Pitfalls and how design prevents them

Multi-agent has failures unique to it that didn't happen with a single agent. In every case, the rule is to prevent them by design in advance, not leave them to luck at runtime. Let's pin down three representative ones and their countermeasures.

🔁 Overlapping duties

Multiple agents do the same work twice, or it's vague "whose job it is" and no one does it.

Prevention: carve up each agent's duties with no overlap and no gaps, to a state where you can state each boundary in one sentence.

♾️ Endless hand-offs

A passes to B, B passes to A… they keep pushing work onto each other, never finishing, repeating the same exchange.

Prevention: always set a termination condition and caps on round-trips and steps. Having the center (parent) hold the final judgment makes runaways less likely.

💥 Cascading failures

One agent's failure or wrong output flows straight to the next, stopping the whole or building up a flawed result.

Prevention: verify the output before handing off, and decide the fallback on failure (retry, alternative, escalate to a human).

The lesson common to all three is to decide "boundaries, termination conditions, and verification" before you write code. Who is responsible for what (boundaries), when it stops (termination conditions), and what to check before handing off (verification).

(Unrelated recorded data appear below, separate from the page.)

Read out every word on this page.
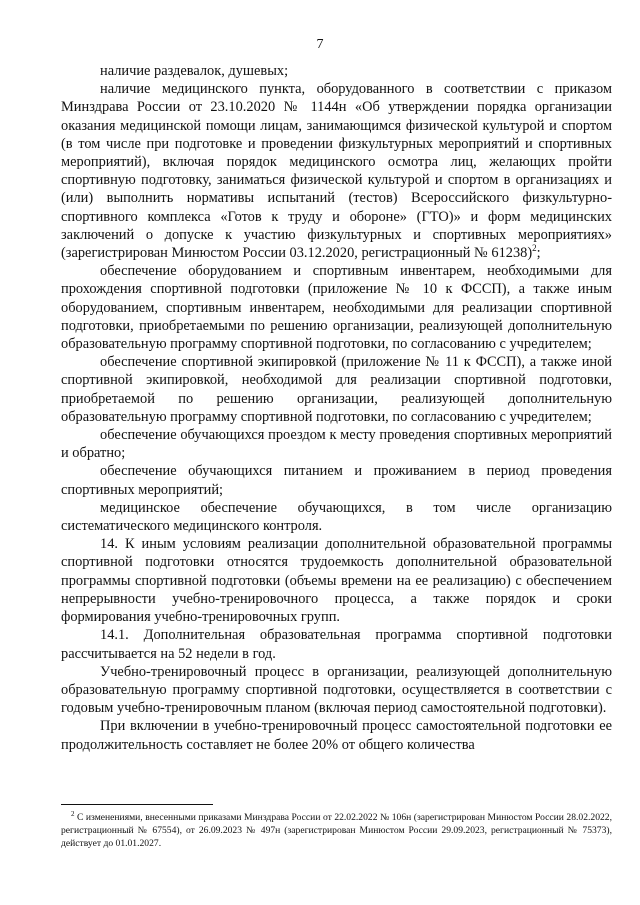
7

наличие раздевалок, душевых;

наличие медицинского пункта, оборудованного в соответствии с приказом Минздрава России от 23.10.2020 № 1144н «Об утверждении порядка организации оказания медицинской помощи лицам, занимающимся физической культурой и спортом (в том числе при подготовке и проведении физкультурных мероприятий и спортивных мероприятий), включая порядок медицинского осмотра лиц, желающих пройти спортивную подготовку, заниматься физической культурой и спортом в организациях и (или) выполнить нормативы испытаний (тестов) Всероссийского физкультурно-спортивного комплекса «Готов к труду и обороне» (ГТО)» и форм медицинских заключений о допуске к участию физкультурных и спортивных мероприятиях» (зарегистрирован Минюстом России 03.12.2020, регистрационный № 61238)$^2$;

обеспечение оборудованием и спортивным инвентарем, необходимыми для прохождения спортивной подготовки (приложение № 10 к ФССП), а также иным оборудованием, спортивным инвентарем, необходимыми для реализации спортивной подготовки, приобретаемыми по решению организации, реализующей дополнительную образовательную программу спортивной подготовки, по согласованию с учредителем;

обеспечение спортивной экипировкой (приложение № 11 к ФССП), а также иной спортивной экипировкой, необходимой для реализации спортивной подготовки, приобретаемой по решению организации, реализующей дополнительную образовательную программу спортивной подготовки, по согласованию с учредителем;

обеспечение обучающихся проездом к месту проведения спортивных мероприятий и обратно;

обеспечение обучающихся питанием и проживанием в период проведения спортивных мероприятий;

медицинское обеспечение обучающихся, в том числе организацию систематического медицинского контроля.

14. К иным условиям реализации дополнительной образовательной программы спортивной подготовки относятся трудоемкость дополнительной образовательной программы спортивной подготовки (объемы времени на ее реализацию) с обеспечением непрерывности учебно-тренировочного процесса, а также порядок и сроки формирования учебно-тренировочных групп.

14.1. Дополнительная образовательная программа спортивной подготовки рассчитывается на 52 недели в год.

Учебно-тренировочный процесс в организации, реализующей дополнительную образовательную программу спортивной подготовки, осуществляется в соответствии с годовым учебно-тренировочным планом (включая период самостоятельной подготовки).

При включении в учебно-тренировочный процесс самостоятельной подготовки ее продолжительность составляет не более 20% от общего количества

$^2$ С изменениями, внесенными приказами Минздрава России от 22.02.2022 № 106н (зарегистрирован Минюстом России 28.02.2022, регистрационный № 67554), от 26.09.2023 № 497н (зарегистрирован Минюстом России 29.09.2023, регистрационный № 75373), действует до 01.01.2027.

Weave these three into the design and most of the trouble unique to multi-agent can be prevented before it happens.

📊 "You can't fix what you can't see." You only notice these failures once you're in a state where you can trace after the fact which agent did what. When multiple agents are involved, "where what happened" is even harder to see than with a single one — which is exactly why the next chapter's evaluation and observability matters all the more in multi-agent.

Chapter summary
  • Overstuff one agent and accuracy drops. Solve with the cooperation of small agents with narrowly split roles.
  • There are three basic patterns — orchestrator + workers, pipeline, division of labor. They can be nested.
  • Split when parallelism, expertise, or a broad search is needed. If it's simple, stay with one agent. First ask "is one enough?"
  • Coordinate via explicit contracts (A2A = the etiquette of connecting agents to each other). Manage context and cost by narrowing them.
  • Prevent the unique traps (overlap, hand-offs, cascading failures) by deciding boundaries, termination conditions, and verification in the design up front.

Once multiple agents start running, the next thing you need is to "measure whether it's really working well and make the behavior visible." In the next chapter, Chapter 5, "Evaluation and observability," we move on to how to measure an agent's quality and get to a state where you can trace its internal behavior.